Qui c’è una responsabilità della politica, benché in questo momento abbia altro a cui pensare. Da profondo conoscitore della micro e della macroeconomia, il presidente del Consiglio prima o poi farebbe bene a buttare un occhio anche su questi dossier. L’Italia ha bisogno di una politica industriale, tanto più adesso che si tratta di ricostruire un Sistema-Paese grazie ai 209 miliardi del Pnrr. Ma qui c’è soprattutto una responsabilità delle imprese, che invece non dovrebbero pensare ad altro che a crescere. L’ha ricordato il governatore della Banca d’Italia, alla Giornata mondiale del Risparmio: la crescita viaggia al 6 per cento, ma se manca il salto di qualità decisivo dell’apparato industriale possiamo tutt’al più riassestarci ai livelli pre-pandemici. E questo non possiamo permettercelo. Negli anni che hanno preceduto il Covid il tessuto produttivo del Paese aveva fatto solo modesti miglioramenti. “Dopo il crollo di poco meno del 30 per cento registrato tra il 2007 e il 2013 – ricorda Ignazio Visco – nel 2019 gli investimenti fissi lordi erano di circa il 20 per cento inferiori ai livelli del 2007: in rapporto al Pil erano di 4 punti più bassi della media dell’area dell’euro”.

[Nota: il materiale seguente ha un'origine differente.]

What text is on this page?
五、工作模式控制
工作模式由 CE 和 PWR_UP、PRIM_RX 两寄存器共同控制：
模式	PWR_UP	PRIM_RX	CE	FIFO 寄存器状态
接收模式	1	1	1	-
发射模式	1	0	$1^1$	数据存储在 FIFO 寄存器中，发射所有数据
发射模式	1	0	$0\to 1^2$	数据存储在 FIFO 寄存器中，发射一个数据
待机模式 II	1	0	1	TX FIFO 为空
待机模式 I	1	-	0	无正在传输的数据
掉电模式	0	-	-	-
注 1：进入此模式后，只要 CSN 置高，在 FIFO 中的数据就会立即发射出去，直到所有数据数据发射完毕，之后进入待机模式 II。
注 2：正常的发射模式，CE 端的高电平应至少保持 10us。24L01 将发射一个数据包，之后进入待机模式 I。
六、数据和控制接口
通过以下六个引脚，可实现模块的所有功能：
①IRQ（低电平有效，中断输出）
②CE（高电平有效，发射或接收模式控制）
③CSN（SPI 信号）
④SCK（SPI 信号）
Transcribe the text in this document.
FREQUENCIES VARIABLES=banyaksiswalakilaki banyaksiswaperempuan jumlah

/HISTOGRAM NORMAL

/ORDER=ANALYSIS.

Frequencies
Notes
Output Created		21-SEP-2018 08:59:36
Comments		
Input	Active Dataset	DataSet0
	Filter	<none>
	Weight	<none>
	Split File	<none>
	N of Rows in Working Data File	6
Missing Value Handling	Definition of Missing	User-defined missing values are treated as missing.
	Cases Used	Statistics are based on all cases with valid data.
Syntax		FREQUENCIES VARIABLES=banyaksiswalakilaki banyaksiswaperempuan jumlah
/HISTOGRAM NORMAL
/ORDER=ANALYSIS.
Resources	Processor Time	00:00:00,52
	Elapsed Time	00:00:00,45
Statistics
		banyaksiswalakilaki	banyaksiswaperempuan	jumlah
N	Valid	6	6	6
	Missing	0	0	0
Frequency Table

La debolezza degli investimenti ha frenato l’ammodernamento tecnologico e infrastrutturale, ha ridotto i margini per la crescita dei salari, dei redditi e dei consumi privati. E ha ostacolato la discesa del peso del debito pubblico sul Pil. Servono imprese più grandi, più forti, più solide sul piano patrimoniale. E più pronte a mettersi in gioco, anche attraverso la quotazione in Borsa. Non è un caso se in Italia il rapporto tra capitalizzazione e Prodotto è inferiore al 25 per cento, contro il 100 per cento in Francia, il 50 per cento in Germania, il 40 per cento in Spagna.

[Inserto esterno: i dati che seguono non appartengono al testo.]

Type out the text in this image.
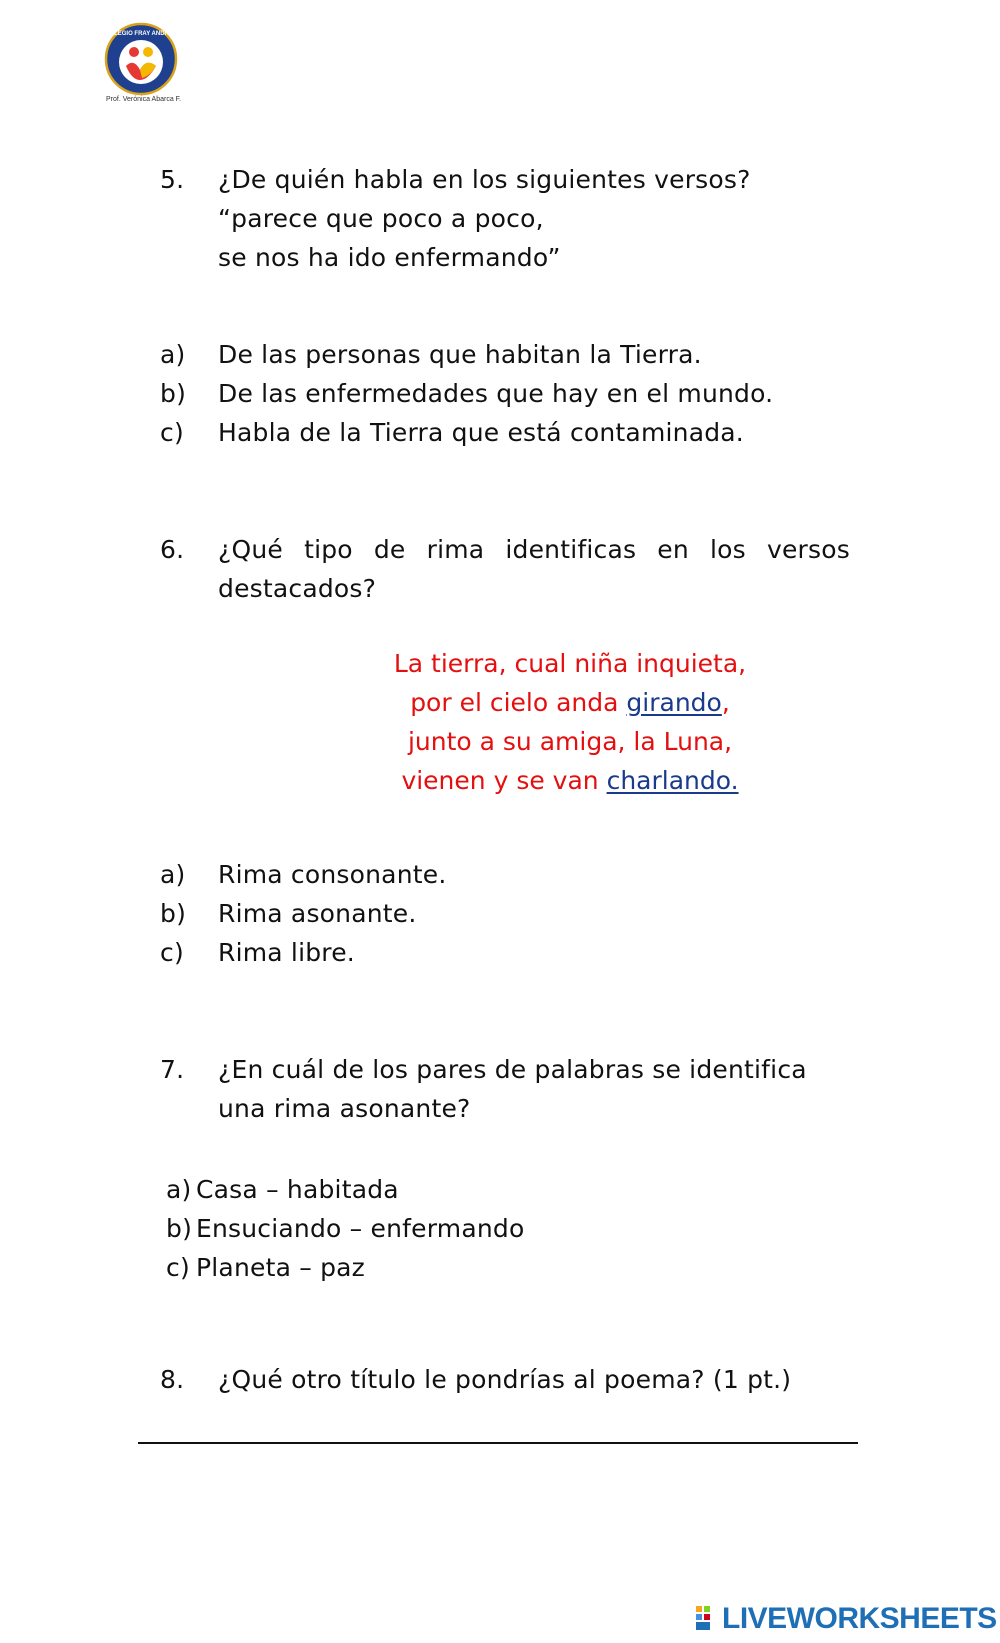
COLEGIO FRAY ANDRÉS
Prof. Verónica Abarca F.
5.	¿De quién habla en los siguientes versos?
“parece que poco a poco,
se nos ha ido enfermando”
a)	De las personas que habitan la Tierra.
b)	De las enfermedades que hay en el mundo.
c)	Habla de la Tierra que está contaminada.
6.	¿Qué tipo de rima identificas en los versos
destacados?
La tierra, cual niña inquieta,
por el cielo anda girando,
junto a su amiga, la Luna,
vienen y se van charlando.
a)	Rima consonante.
b)	Rima asonante.
c)	Rima libre.
7.	¿En cuál de los pares de palabras se identifica
una rima asonante?
a) Casa – habitada
b) Ensuciando – enfermando
c) Planeta – paz
8.	¿Qué otro título le pondrías al poema? (1 pt.)
LIVEWORKSHEETS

Farà bene a ricordarselo anche il leader di Confindustria, Carlo Bonomi: rimettere mano a Quota 100 e Reddito di cittadinanza è fondamentale, perché con un debito al 160 per cento del Pil non dobbiamo più sprecare un solo euro su misure corporative o tutele assistenziali. Ma adesso, se davvero vogliamo scommettere su un nuovo Patto Sociale come ai tempi del governo Ciampi, ognuno deve fare la sua parte. L’innovazione e la modernizzazione del Paese non passano solo attraverso i “grants” o i “loans” generosamente concessi dall’Unione europea non più matrigna. I compiti a casa, stavolta, toccano a tutti. Non solo ai partiti e ai sindacati.